Only 4 weeks left until soft GSoC deadline, so I have to start thinking about future code integration (as first step I want to create new branch and remove files related with Gauss sum test).

Valgrind callgrind call graphs for 100 and 300 digits numbers.

Tuesday, 14 July 2015

GSoC week 7; Montgomery modular stuff

This week I add squaring for p = 16 and it give good speed up for 100 digit prime (actually, for ~100 digit number used my implementations of squaring). After this we can prove 100 digit number primality for 0.13 sec and 300 digit number for 8.3 sec.

The next thing I was working on is Montgomery modular multiplication and reduction.
Firstly, we need to convert our unity_zp structure (recall that it is just a fmpz_mod_poly, mod = n) into Montgomery. For this we need to select $r > n$ such that $r = 2^k$ and compute $f * r$ there $f$ - unity_zp; so, element $x$ in Montgomery form can be represented as $x = a * r$, there $a$ from simple form. Because we do not want to use fmpz_mod or division functions we can store our unity_zp_mont data into fmpz_poly.  It was implemented in unity_zp_mont_to() and init functions.

Secondly, we need to implement basic operations. Addition and subtraction are the same as ordinary modular addition and subtraction: $x + y = a*r + b*r = (a + b)r = z$ there $x$, $y$ and $z$ in Montgomery form. Multiplications works a little harder: $x * y = (a*r) * (b*r) = (a*b)*r^2$, so we need to divide by $r$. To do it fast exists special REDC function, which uses the fact that $r = 2^k$ and we can use binary shift operations instead of division.

Using this form in exponentiation function gives small speed up (8 sec instead of 8.3 for 300 digits number).
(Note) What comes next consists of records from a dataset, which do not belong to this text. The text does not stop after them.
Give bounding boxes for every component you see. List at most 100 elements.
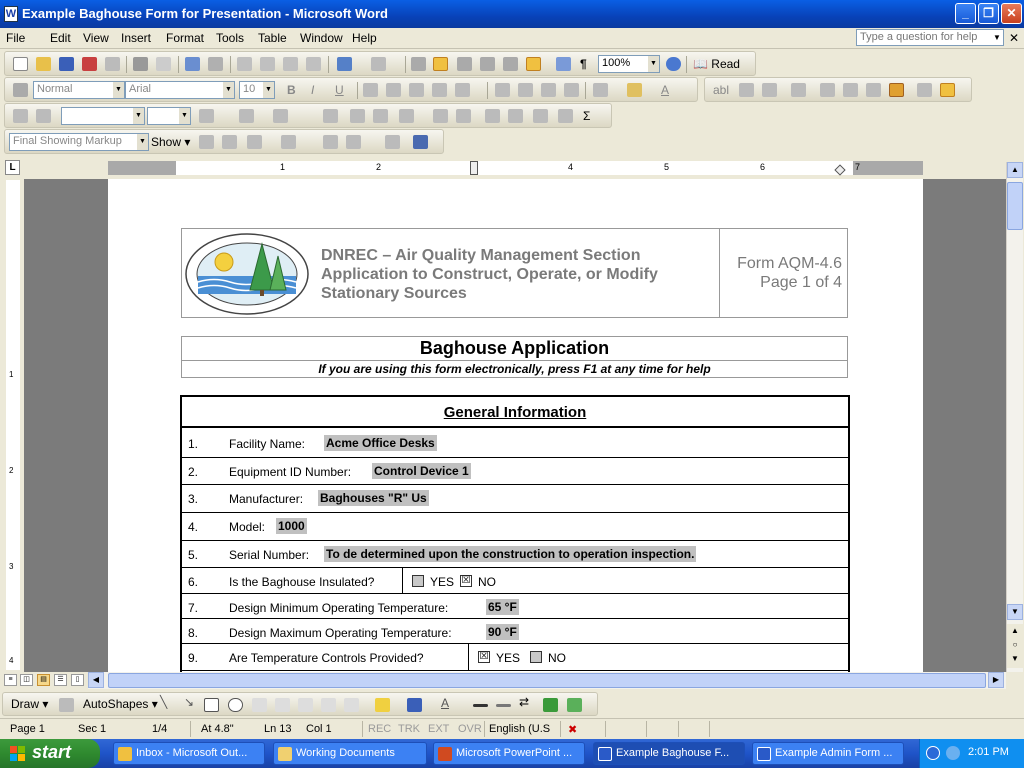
sort-ascending-icon[interactable] [533, 109, 548, 123]
markup-view-select[interactable]: Final Showing Markup ▼ [9, 133, 149, 151]
draw-menu-button[interactable]: Draw ▾ [11, 697, 48, 711]
outside-border-icon[interactable] [239, 109, 254, 123]
right-indent-marker[interactable] [834, 164, 846, 176]
show-hide-icon[interactable]: ¶ [580, 57, 587, 71]
accept-change-icon[interactable] [247, 135, 262, 149]
document-page[interactable]: DNREC – Air Quality Management Section A… [108, 179, 923, 672]
chevron-down-icon[interactable]: ▼ [648, 56, 659, 72]
arrow-icon[interactable]: ↘ [184, 695, 194, 709]
horizontal-ruler[interactable]: 1 2 3 4 5 6 7 [108, 161, 923, 176]
status-rec[interactable]: REC [368, 723, 391, 735]
select-objects-icon[interactable] [59, 698, 74, 712]
fill-color-icon[interactable] [375, 698, 390, 712]
text-box-icon[interactable] [252, 698, 267, 712]
previous-change-icon[interactable] [199, 135, 214, 149]
scroll-left-icon[interactable]: ◀ [88, 672, 104, 688]
save-icon[interactable] [59, 57, 74, 71]
3d-style-icon[interactable] [567, 698, 582, 712]
horizontal-scrollbar[interactable]: ◀ ▶ [88, 672, 1006, 689]
chevron-down-icon[interactable]: ▼ [223, 82, 234, 98]
track-changes-icon[interactable] [346, 135, 361, 149]
print-preview-icon[interactable] [156, 57, 171, 71]
diagram-icon[interactable] [298, 698, 313, 712]
next-change-icon[interactable] [222, 135, 237, 149]
eraser-icon[interactable] [36, 109, 51, 123]
help-search-input[interactable]: Type a question for help ▼ [856, 29, 1004, 46]
draw-font-color-icon[interactable]: A [441, 696, 449, 710]
picture-icon[interactable] [344, 698, 359, 712]
line-color-icon[interactable] [407, 698, 422, 712]
line-spacing-icon[interactable] [455, 83, 470, 97]
reading-pane-icon[interactable] [413, 135, 428, 149]
italic-icon[interactable]: I [311, 83, 314, 97]
format-painter-icon[interactable] [306, 57, 321, 71]
status-ext[interactable]: EXT [428, 723, 449, 735]
minimize-button[interactable]: _ [955, 3, 976, 24]
status-ovr[interactable]: OVR [458, 723, 482, 735]
autosum-icon[interactable]: Σ [583, 109, 590, 123]
temp-controls-no-checkbox[interactable] [530, 651, 542, 663]
style-select[interactable]: Normal ▼ [33, 81, 125, 99]
start-button[interactable]: start [0, 739, 100, 768]
draw-table-pencil-icon[interactable] [13, 109, 28, 123]
form-field-shading-icon[interactable] [889, 83, 904, 97]
border-icon[interactable] [593, 83, 608, 97]
columns-icon[interactable] [503, 57, 518, 71]
merge-cells-icon[interactable] [350, 109, 365, 123]
underline-icon[interactable]: U [335, 83, 344, 97]
sort-descending-icon[interactable] [558, 109, 573, 123]
outline-view-icon[interactable]: ☰ [54, 674, 67, 686]
undo-icon[interactable] [337, 57, 352, 71]
hyperlink-icon[interactable] [411, 57, 426, 71]
taskbar-admin-form[interactable]: Example Admin Form ... [752, 742, 904, 765]
scroll-up-icon[interactable]: ▲ [1007, 162, 1023, 178]
manufacturer-field[interactable]: Baghouses "R" Us [318, 490, 429, 506]
permission-icon[interactable] [82, 57, 97, 71]
reject-change-icon[interactable] [281, 135, 296, 149]
menu-view[interactable]: View [83, 31, 109, 45]
field-options-icon[interactable] [791, 83, 806, 97]
shading-color-icon[interactable] [273, 109, 288, 123]
split-cells-icon[interactable] [373, 109, 388, 123]
normal-view-icon[interactable]: ≡ [4, 674, 17, 686]
chevron-down-icon[interactable]: ▼ [263, 82, 274, 98]
styles-icon[interactable] [13, 83, 28, 97]
decrease-indent-icon[interactable] [541, 83, 556, 97]
chevron-down-icon[interactable]: ▼ [137, 134, 148, 150]
model-field[interactable]: 1000 [276, 518, 307, 534]
tables-borders-icon[interactable] [433, 57, 448, 71]
copy-icon[interactable] [260, 57, 275, 71]
next-page-icon[interactable]: ▼ [1007, 652, 1023, 668]
email-icon[interactable] [105, 57, 120, 71]
document-map-icon[interactable] [556, 57, 571, 71]
dropdown-field-icon[interactable] [762, 83, 777, 97]
font-color-icon[interactable]: A [661, 83, 669, 97]
font-size-select[interactable]: 10 ▼ [239, 81, 275, 99]
vertical-ruler[interactable]: 1 2 3 4 [6, 180, 20, 670]
temp-controls-yes-checkbox[interactable]: ☒ [478, 651, 490, 663]
rectangle-icon[interactable] [204, 698, 219, 712]
chevron-down-icon[interactable]: ▼ [991, 30, 1003, 45]
insert-excel-icon[interactable] [480, 57, 495, 71]
status-trk[interactable]: TRK [398, 723, 420, 735]
autoshapes-button[interactable]: AutoShapes ▾ [83, 697, 158, 711]
bullets-icon[interactable] [518, 83, 533, 97]
chevron-down-icon[interactable]: ▼ [113, 82, 124, 98]
menu-help[interactable]: Help [352, 31, 377, 45]
paste-icon[interactable] [283, 57, 298, 71]
reading-layout-icon[interactable]: ▯ [71, 674, 84, 686]
border-color-icon[interactable] [199, 109, 214, 123]
horizontal-scroll-thumb[interactable] [108, 673, 986, 688]
text-field-icon[interactable]: abl [713, 83, 729, 97]
read-button[interactable]: 📖 Read [693, 57, 740, 71]
vertical-scrollbar[interactable]: ▲ ▼ ▲ ○ ▼ [1006, 162, 1023, 672]
line-style-icon[interactable] [473, 704, 488, 707]
menu-tools[interactable]: Tools [216, 31, 244, 45]
autoformat-icon[interactable] [485, 109, 500, 123]
scroll-down-icon[interactable]: ▼ [1007, 604, 1023, 620]
insulated-yes-checkbox[interactable] [412, 575, 424, 587]
arrow-style-icon[interactable]: ⇄ [519, 695, 529, 709]
show-button[interactable]: Show ▾ [151, 135, 190, 149]
web-layout-icon[interactable]: ◫ [20, 674, 33, 686]
line-style-select[interactable]: ▼ [61, 107, 145, 125]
I think, if I implement REDC function in lower level (GMP have some implementations, but them not have public interface) this will give even a small increase in speed. Moreover, I not use REDC for small p = 4, 5, 7, 9 and 16, so Montgomery stuff not used for small numbers.

Sunday, 5 July 2015

GSoC week 6; Midterm and more optimizations

This week I refactor powering algorithms and add sliding window exponentiation implementation. It gave speed boost in couple of percent.
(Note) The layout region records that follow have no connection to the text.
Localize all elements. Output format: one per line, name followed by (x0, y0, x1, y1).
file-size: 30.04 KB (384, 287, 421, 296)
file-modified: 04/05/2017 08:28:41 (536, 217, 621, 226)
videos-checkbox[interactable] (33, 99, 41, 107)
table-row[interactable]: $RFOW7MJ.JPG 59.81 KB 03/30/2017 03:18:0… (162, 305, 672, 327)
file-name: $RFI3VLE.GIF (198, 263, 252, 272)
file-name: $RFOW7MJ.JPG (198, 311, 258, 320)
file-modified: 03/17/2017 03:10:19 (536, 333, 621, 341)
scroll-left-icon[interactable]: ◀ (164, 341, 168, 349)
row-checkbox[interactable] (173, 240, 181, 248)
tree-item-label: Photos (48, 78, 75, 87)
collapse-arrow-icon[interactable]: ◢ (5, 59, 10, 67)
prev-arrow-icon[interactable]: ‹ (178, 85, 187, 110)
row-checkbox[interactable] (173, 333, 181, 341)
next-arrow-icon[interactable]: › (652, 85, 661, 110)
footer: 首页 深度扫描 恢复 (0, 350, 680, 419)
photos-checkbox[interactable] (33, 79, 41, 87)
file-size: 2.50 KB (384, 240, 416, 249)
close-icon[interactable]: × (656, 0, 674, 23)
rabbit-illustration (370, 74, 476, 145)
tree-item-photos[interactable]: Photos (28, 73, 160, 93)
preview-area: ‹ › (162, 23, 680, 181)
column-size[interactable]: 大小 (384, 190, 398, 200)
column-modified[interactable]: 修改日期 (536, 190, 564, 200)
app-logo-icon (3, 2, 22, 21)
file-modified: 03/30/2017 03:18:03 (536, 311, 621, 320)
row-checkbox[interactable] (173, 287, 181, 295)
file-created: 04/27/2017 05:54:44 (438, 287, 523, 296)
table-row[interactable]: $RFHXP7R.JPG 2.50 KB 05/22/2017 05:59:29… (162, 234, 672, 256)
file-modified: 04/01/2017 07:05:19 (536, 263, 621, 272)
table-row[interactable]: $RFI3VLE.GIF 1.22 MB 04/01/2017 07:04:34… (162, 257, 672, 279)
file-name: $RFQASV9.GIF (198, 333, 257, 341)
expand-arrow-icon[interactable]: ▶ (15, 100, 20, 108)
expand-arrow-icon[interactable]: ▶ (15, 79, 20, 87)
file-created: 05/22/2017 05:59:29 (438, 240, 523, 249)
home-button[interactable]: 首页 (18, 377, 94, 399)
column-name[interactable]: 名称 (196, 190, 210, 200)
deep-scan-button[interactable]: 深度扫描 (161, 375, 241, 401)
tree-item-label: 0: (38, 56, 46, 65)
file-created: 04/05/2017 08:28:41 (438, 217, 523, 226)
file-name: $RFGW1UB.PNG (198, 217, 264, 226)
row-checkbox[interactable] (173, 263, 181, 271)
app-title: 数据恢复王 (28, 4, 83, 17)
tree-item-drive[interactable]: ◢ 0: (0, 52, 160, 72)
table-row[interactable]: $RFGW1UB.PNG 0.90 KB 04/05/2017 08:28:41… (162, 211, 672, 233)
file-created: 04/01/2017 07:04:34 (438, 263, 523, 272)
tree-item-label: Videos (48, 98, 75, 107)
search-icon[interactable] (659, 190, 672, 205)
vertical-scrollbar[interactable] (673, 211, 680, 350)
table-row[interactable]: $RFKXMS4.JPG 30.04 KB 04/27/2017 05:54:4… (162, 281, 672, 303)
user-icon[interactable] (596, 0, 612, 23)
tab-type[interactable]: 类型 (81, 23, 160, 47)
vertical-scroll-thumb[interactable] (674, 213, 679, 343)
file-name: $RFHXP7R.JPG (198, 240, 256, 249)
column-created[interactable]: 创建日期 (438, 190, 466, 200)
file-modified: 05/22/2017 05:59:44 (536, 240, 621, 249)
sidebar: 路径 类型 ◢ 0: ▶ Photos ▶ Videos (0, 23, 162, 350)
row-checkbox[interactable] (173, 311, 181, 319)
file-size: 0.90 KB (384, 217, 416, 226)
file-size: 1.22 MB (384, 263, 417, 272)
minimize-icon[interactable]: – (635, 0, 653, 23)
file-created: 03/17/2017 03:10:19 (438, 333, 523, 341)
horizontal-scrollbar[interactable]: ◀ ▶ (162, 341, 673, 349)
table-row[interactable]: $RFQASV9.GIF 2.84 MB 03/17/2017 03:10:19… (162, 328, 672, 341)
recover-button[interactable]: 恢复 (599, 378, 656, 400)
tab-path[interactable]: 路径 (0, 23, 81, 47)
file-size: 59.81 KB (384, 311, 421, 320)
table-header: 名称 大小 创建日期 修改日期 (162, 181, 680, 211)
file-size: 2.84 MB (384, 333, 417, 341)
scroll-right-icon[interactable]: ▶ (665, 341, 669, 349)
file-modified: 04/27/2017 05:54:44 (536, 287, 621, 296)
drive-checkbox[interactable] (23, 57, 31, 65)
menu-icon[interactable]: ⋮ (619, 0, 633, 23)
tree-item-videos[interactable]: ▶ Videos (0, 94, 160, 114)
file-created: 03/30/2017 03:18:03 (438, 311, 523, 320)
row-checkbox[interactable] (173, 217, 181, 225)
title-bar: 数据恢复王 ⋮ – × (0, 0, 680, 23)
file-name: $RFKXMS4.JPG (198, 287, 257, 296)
The next thing I do is add special squaring functions for small p values: powers of 2 (for 4 and 8); 3; 5; 7 (for details see the "Implementation of a New Primality Test" supplement). Selection of function going on unity_zp_sqr_inplace() and we need to have allocated memory for fmpz_t array (t).

It gives good speed boost (~10-15%), and for "small" numbers (near 100 digits) we catch up the PARI/GP implementation and I'm confident that we will soon become faster. For bigger values PARI/GP is still faster. Below the graphs with timings up to 100 and 300 digits:
50-100 digits

50-300 digits


I also looked at $(n - 1)$ test to replace computation in $\mathbb{Z}[\zeta_r]/(n)$ by $\mathbb{Z}/n\mathbb{Z}$, but I don't see that it will give a good speed gain.
Now I want to try reduce s value for fixed R (as in (4.) of "Primality Testing and Jacobi Sums"). After we compute s we can try to remove some factors without which we still have $s^2 > n$.

In total, over the past six weeks has been implemented APR-CL algorithm with good performance. Almost all of code is tested and documented. So now I need to finish special cases of multiplication and squaring and then try to optimize in general. Also we need to look closely at different initial values of R because the values from PARI/GP impair the performance (look at 70 digit numbers in first plot, for example).